Immer mehr Süchtige: Ein Volk von Junkies – dank Corona

Im Drogenrausch der Pandemie (Symbolbild:Imago/blickwinkel)

Wo sich jeder nur noch um statistisch hochfrisierte Corona-Todeszahlen schert, geraten in immer mehr gesellschaftlichen Bereichen die wirklich vermeidbaren Opfer einer verantwortungslosen, heillos verranten Pandemie-Maßnahmenpolitik ins Hintertreffen und aus dem Blickfeld: Nur ein Teilaspekt dieser inzwischen gigantischen Kollateralschäden ist der explodierende Drogenkonsum als Folge der Maßnahmen. Nun sieht sogar die Drogenbeauftragte der Bundesregierung wegen Corona so viel Hilfsbedarf für Suchtkranke wie nie.

So wie bei nicht- oder minderversorgten sonstigen gesundheitlichen Fällen, bei Selbstmorden oder indirekten Todesfällen durch Vereinsamung ist auch im Bereich der Drogenopfer das Virus ein vernachlässigbares Problem – verglichen mit den Folgen der zu seiner Bekämpfung ergriffenen Maßnahmen. Umso erstaunlicher, dass die Beauftragte eben jener Bundesregierung, die diese Maßnahmen zu verantworten hat, derart deutliche Worte findet: Drogenbeauftragte Daniela Ludwig spricht nun von einer „Jahrhundertaufgabe“, vor die die Gefahren der Corona-Pandemie Suchtkranke stelle –  und damit meint sie nicht das Infektionsrisiko.

Die psychischen Folgen des Lockdowns führen nicht nur bei den „Volksdrogen“ Alkohol und Nikotin zu Rekordanstiegen im Konsum, sondern bewirken auch bei Konsumenten von Rauschmitteln nach dem Betäubungsmittelgesetz, darunter vor allem harter Drogen, massive Suchtsteigerungseffekte. Elementar wichtig sei daher, so Ludwig laut dem „Redaktionsnetzwerk Deutschland„, dass Beratungsstellen, niedrigschwellige Hilfsangebote und Suchtkliniken für alle Bedürftigen offen bleiben, wie sie gestern in Berlin anlässlich der Vorstellung ihres Jahresberichtes erklärte. Der Bedarf sei „größer denn je“.

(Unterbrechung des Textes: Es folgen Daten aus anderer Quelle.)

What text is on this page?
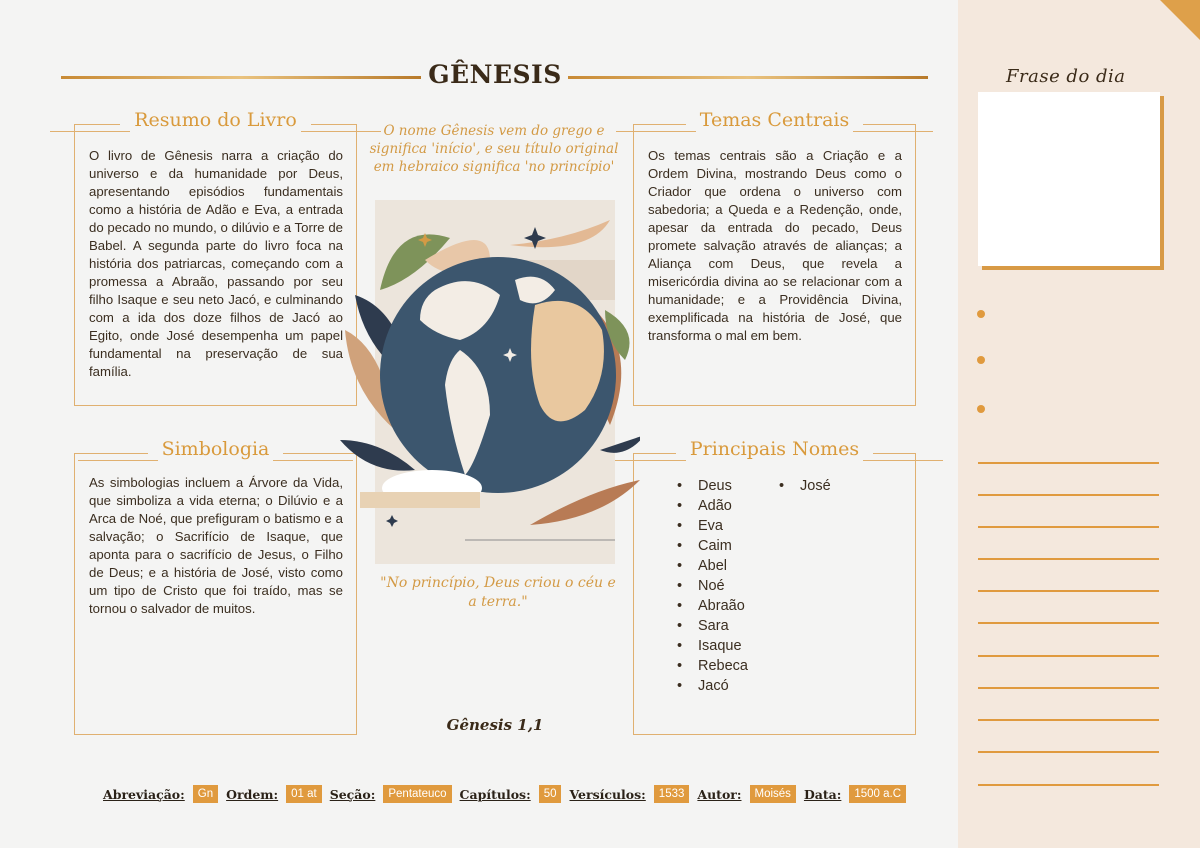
GÊNESIS
Resumo do Livro

O livro de Gênesis narra a criação do universo e da humanidade por Deus, apresentando episódios fundamentais como a história de Adão e Eva, a entrada do pecado no mundo, o dilúvio e a Torre de Babel. A segunda parte do livro foca na história dos patriarcas, começando com a promessa a Abraão, passando por seu filho Isaque e seu neto Jacó, e culminando com a ida dos doze filhos de Jacó ao Egito, onde José desempenha um papel fundamental na preservação de sua família.

Temas Centrais

Os temas centrais são a Criação e a Ordem Divina, mostrando Deus como o Criador que ordena o universo com sabedoria; a Queda e a Redenção, onde, apesar da entrada do pecado, Deus promete salvação através de alianças; a Aliança com Deus, que revela a misericórdia divina ao se relacionar com a humanidade; e a Providência Divina, exemplificada na história de José, que transforma o mal em bem.

Simbologia

As simbologias incluem a Árvore da Vida, que simboliza a vida eterna; o Dilúvio e a Arca de Noé, que prefiguram o batismo e a salvação; o Sacrifício de Isaque, que aponta para o sacrifício de Jesus, o Filho de Deus; e a história de José, visto como um tipo de Cristo que foi traído, mas se tornou o salvador de muitos.

Principais Nomes
• Deus
• Adão
• Eva
• Caim
• Abel
• Noé
• Abraão
• Sara
• Isaque
• Rebeca
• Jacó
• José
O nome Gênesis vem do grego e significa 'início', e seu título original em hebraico significa 'no princípio'
"No princípio, Deus criou o céu e a terra."
Gênesis 1,1
Abreviação:	Gn	Ordem:	01 at	Seção:	Pentateuco	Capítulos:	50	Versículos:	1533	Autor:	Moisés	Data:	1500 a.C
Frase do dia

Mehr Abhängige als Folge einer psychisch krankmachenden Politik

Zwar sei „die Versorgung mit Ersatzstoffen für Opiatabhängige gesichert„, doch mehr Hilfe als bisher bräuchten vor allem auch die Kinder von Suchtkranken, die zumeist nahezu auf sich allein gestellt seien. Die Corona-Pandemie stelle das Suchthilfesystem hier „vor eine Jahrhundertaufgabe“, so die Drogenbeauftragte und CSU-Politikerin. Arbeitsschwerpunkte seien aktuell der „Ausbau lebensrettender Maßnahmen wie Substitution oder die bundesweite Verbreitung des Nasensprays Naloxon gegen Atemstillstand bei Überdosierungen“.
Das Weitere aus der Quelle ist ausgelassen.